Travel books about the Caribbean and India
promised a release; but once again, free-floating literary ambition
came up
against fixed literary tradition. For the travel book, Naipaul
discovered, was
even more inseparably a part of a metropolitan and imperial tradition
than the
novel.
The
English
travelers Naipaul sought to emulate—D. H. Lawrence, Aldous Huxley,
Evelyn
Waugh—"wrote at a time of empire"; they "inevitably in their
travel became semi-imperial." He couldn't be that kind of traveller in
either the Caribbean or India,
the land of his ancestors. He later wrote of his first trip to India
in the early 1960’s in The Enigma of Arrival (1987) that "there was no
model for me here in this exploration, neither Forster nor Ackerley,
nor
Kipling could help." He couldn't assume their poses of detachment and
light irony because "to look as a visitor, at other semi-derelict
communities in despoiled land ... was to see, as from a distance, what
one's
own community might have looked like."
Such
unavoidable
reminders of his own past—the past he had barely outgrown in the early
sixties—made Naipaul a "fearful traveller" in India.
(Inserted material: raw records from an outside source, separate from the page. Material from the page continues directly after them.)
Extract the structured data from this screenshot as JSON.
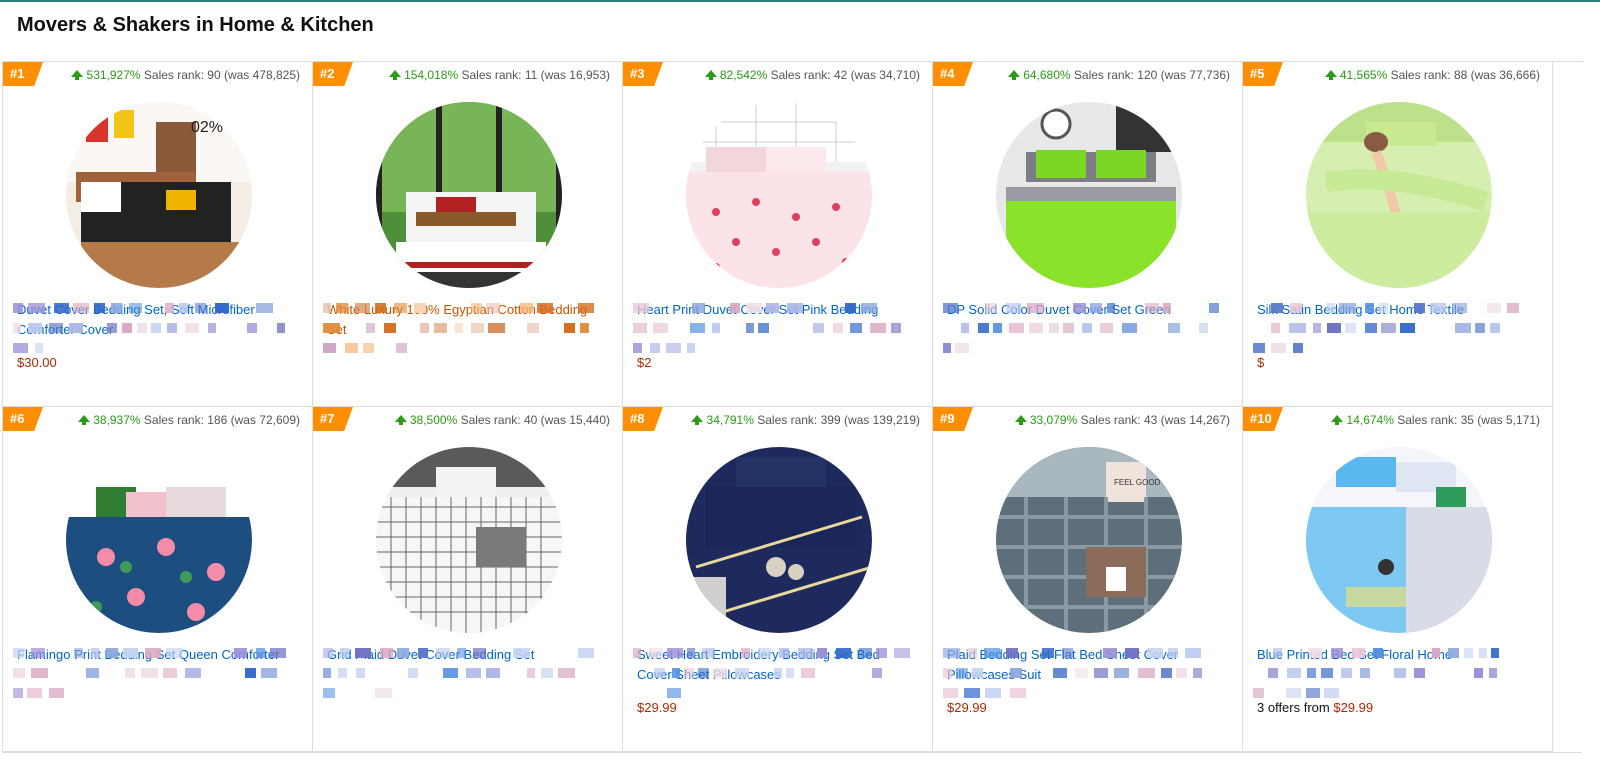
{
  "page_title": "Movers & Shakers in Home & Kitchen",
  "products": [
    {
      "rank": "#1",
      "pct": "531,927%",
      "sales": "Sales rank: 90 (was 478,825)",
      "title": "Duvet Cover Bedding Set, Soft Microfiber Comforter Cover",
      "price": "$30.00",
      "offers": "",
      "image": "black-bedding",
      "title_color": "blue"
    },
    {
      "rank": "#2",
      "pct": "154,018%",
      "sales": "Sales rank: 11 (was 16,953)",
      "title": "White Luxury 100% Egyptian Cotton Bedding Set",
      "price": "",
      "offers": "",
      "image": "white-bedding",
      "title_color": "orange"
    },
    {
      "rank": "#3",
      "pct": "82,542%",
      "sales": "Sales rank: 42 (was 34,710)",
      "title": "Heart Print Duvet Cover Set Pink Bedding",
      "price": "$2",
      "offers": "",
      "image": "heart-bedding",
      "title_color": "blue"
    },
    {
      "rank": "#4",
      "pct": "64,680%",
      "sales": "Sales rank: 120 (was 77,736)",
      "title": "DP Solid Color Duvet Cover Set Green",
      "price": "",
      "offers": "",
      "image": "green-bedding",
      "title_color": "blue"
    },
    {
      "rank": "#5",
      "pct": "41,565%",
      "sales": "Sales rank: 88 (was 36,666)",
      "title": "Silk Satin Bedding Set Home Textile",
      "price": "$",
      "offers": "",
      "image": "satin-bedding",
      "title_color": "blue"
    },
    {
      "rank": "#6",
      "pct": "38,937%",
      "sales": "Sales rank: 186 (was 72,609)",
      "title": "Flamingo Print Bedding Set Queen Comforter",
      "price": "",
      "offers": "",
      "image": "flamingo-bedding",
      "title_color": "blue"
    },
    {
      "rank": "#7",
      "pct": "38,500%",
      "sales": "Sales rank: 40 (was 15,440)",
      "title": "Grid Plaid Duvet Cover Bedding Set",
      "price": "",
      "offers": "",
      "image": "grid-bedding",
      "title_color": "blue"
    },
    {
      "rank": "#8",
      "pct": "34,791%",
      "sales": "Sales rank: 399 (was 139,219)",
      "title": "Sweet Heart Embroidery Bedding Set Bed Cover Sheet Pillowcases",
      "price": "$29.99",
      "offers": "",
      "image": "navy-bedding",
      "title_color": "blue"
    },
    {
      "rank": "#9",
      "pct": "33,079%",
      "sales": "Sales rank: 43 (was 14,267)",
      "title": "Plaid Bedding Set Flat Bed Sheet Cover Pillowcases Suit",
      "price": "$29.99",
      "offers": "",
      "image": "plaid-bedding",
      "title_color": "blue"
    },
    {
      "rank": "#10",
      "pct": "14,674%",
      "sales": "Sales rank: 35 (was 5,171)",
      "title": "Blue Printed Bed Set Floral Home",
      "price": "$29.99",
      "offers": "3 offers from ",
      "image": "blue-bedding",
      "title_color": "blue"
    }
  ]
}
But it also forced him to "define myself very clearly to myself": a
reckoning with historical and literary location that became a habit
with
Naipaul and, eventually, the basis for his assessments of other writers
as
well. His literary and autobiographical essays, which form a companion
volume
to the close readings of Indian, African and American societies
collected in
The Writer and the World (2002), discuss writers as varied as Kipling,
Gandhi,
Nirad C. Chaudhuri, Conrad and R. K. Narayan. They depend on
particular, often highly
original, interpretations of history and invariably turn upon the
problems of
self-definition: how writers incarnate or reject the deeper assumptions
of the
societies they belong to and
write
about; how their chosen
literary form reflects or distorts their particular experiences of the
world.
FOR
NAIPAUL, both the virtues and
limitations of Kipling's Plain Tales from the Hills derive from the
author's
membership in the cosy elite club of imperial Anglo-India. "This
artificial, complete and homogenous world did not require
explanations." It
made Kipling's irony subtle and "private," and his prose "allusive,
elliptical... easy but packed." However, in Naipaul's complex
historical
analysis, the same parochial Anglo-India that made Kipling's early work
possible prevented the growth of self-knowledge among Indians.
In
the second
half of the nineteenth century, the British in India
moved far from the "New Learning" of Europe
they had originally represented to modernising Indians. They came to
sympathise
more with the "unintellectual simplicities of the blue-eyed Pathan"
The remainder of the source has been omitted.